Joh_14:28. Instead of being terrified and alarmed, you should rejoice, that I, etc. ἠκούσατε , κ . τ . λ . (Joh_14:18) prepares for this.

εἰ ἠγαπ . με ] intended by Jesus to be understood in its ideal sense, of true, complete love, which consists simply and solely in entire self-surrender to Him, so that all other interests are subordinated to it.

ὅτι πατήρ μου μείζων μου ἐστί ] Statement of the reason for the joy which they would have felt ( ἐχάρητε ): since my Father is greater, as generally, so particularly, more powerful (comp. Joh_14:12; Joh_8:53; Joh_10:29; 1Jn_4:4) than I; since I, consequently, through my departure to Him, shall be elevated in the higher fellowship with Him, to far greater power and efficiency for my aims, for victory over the world, etc. Comp. Melanchthon. In this gain, which is awaiting me, how should not he rejoice who loves me? Others find the motive to joy indicated by Christ in the glory and blessedness which awaits Him with the Father. So Cyril ( τὴν ἰδίαν δόξαν ἀναληψόμενος ), and several, including Tholuck, Olshausen, Kling, Köstlin, Maier, Hilgenfeld, Hengstenberg, Baeumlein, comp. Godet. But thus the motive would lie only in the departure to the Father generally (with which the attainment of the δόξα was necessarily associated), not to the Father’s superior greatness of being, irrespective of the fact, that on this view the reference which Jesus would be giving to the love of the disciples would contain something selfish. Others render: the occasion of joy lies in the more powerful protection which the μείζων πατήρ would assure to the disciples, beyond what He, during His presence on earth, was able to do (Theophylact, Euth. Zigabenus, and several others, including Kuinoel, Lücke, De Wette). But this does not apply to the condition of love to the person of Jesus, for the above explanation changes it rather into love towards His work. Others, as Luther, Beza, Grotius, Bengel, Lampe, mingle together in the determination of the cause of joy, the interest of Christ and of the disciples; comp. Calvin: “quia haec ultima est meta, ad quam tendere vos oportet.”

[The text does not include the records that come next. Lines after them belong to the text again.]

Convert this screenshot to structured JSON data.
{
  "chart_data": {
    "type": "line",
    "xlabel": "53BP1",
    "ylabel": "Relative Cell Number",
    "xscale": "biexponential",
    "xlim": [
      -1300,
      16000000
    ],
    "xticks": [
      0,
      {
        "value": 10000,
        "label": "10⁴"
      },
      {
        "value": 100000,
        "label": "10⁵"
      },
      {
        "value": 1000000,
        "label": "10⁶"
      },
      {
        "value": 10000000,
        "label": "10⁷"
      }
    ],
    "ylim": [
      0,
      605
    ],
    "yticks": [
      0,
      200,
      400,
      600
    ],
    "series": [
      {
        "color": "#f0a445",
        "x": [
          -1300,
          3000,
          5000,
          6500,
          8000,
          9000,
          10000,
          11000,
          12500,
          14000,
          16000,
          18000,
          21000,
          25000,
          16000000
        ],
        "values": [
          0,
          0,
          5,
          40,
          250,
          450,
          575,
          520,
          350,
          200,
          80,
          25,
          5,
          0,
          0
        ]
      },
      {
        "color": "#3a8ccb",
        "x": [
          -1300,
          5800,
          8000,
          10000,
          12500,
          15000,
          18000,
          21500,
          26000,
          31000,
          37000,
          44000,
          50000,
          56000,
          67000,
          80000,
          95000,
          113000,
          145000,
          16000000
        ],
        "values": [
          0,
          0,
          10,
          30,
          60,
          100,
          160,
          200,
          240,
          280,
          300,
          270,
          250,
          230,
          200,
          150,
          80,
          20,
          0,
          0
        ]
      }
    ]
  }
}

The μειζονότης of the Father (formerly the point of controversy with the Arians, see Suicer, Thes. II. p. 1368) does not rest in the pre-eminence of the unbegotten over the begotten (Athanasius, Faustinus, Gregory Nazianzus, Hilarius, Euth. Zigabenus, and many others, including again also Olshausen), for which special expedient the text offers no occasion whatever, nor again in the temporal humiliation of Christ (Cyril, Augustine, Ammonius, Luther, Melanchthon, Calvin, Beza, Aretius, and many others, including De Wette, Tholuck, and Luthardt), since God is also greater than the exalted Christ (see Joh_14:16, ἐρωτήσω , Joh_17:5; 1Co_15:27-28; Php_2:9-11; 1Co_3:23; 1Co_11:3, and generally throughout the N. T.), as He was also greater than the pre-existent Logos (Joh_1:1-3); but in the absolute monotheism of Jesus (Joh_17:3), and of the whole N. T. (see on Rom_9:5), according to which the Son, although of divine essence,[157] and ὉΜΟΟΎΣΙΟς with the Father (Joh_1:1; Php_2:6; Col_1:15-18, et al.), nevertheless was, and is, and remains subordinated to the Father, the immutably Highest One, since the Son, as Organ, as Commissioner of the Father, as Intercessor with Him, etc., has received His whole power, even in the kingly office, from the Father (Joh_17:5), and, after the complete accomplishment of the work committed to Him, will restore it to the Father (1Co_15:28). The remark of Hengstenberg is incorrect: Only such a pre-eminence of greatness on the part of the Father can be intended, as came to an end with the departure of Christ to the Father.

[157] This forms the previous assumption of the declaration, which otherwise would be without meaning and relevancy. Comp. on Joh_10:30. In truth, from the mouth of an ordinary human being it would be an utterance of folly.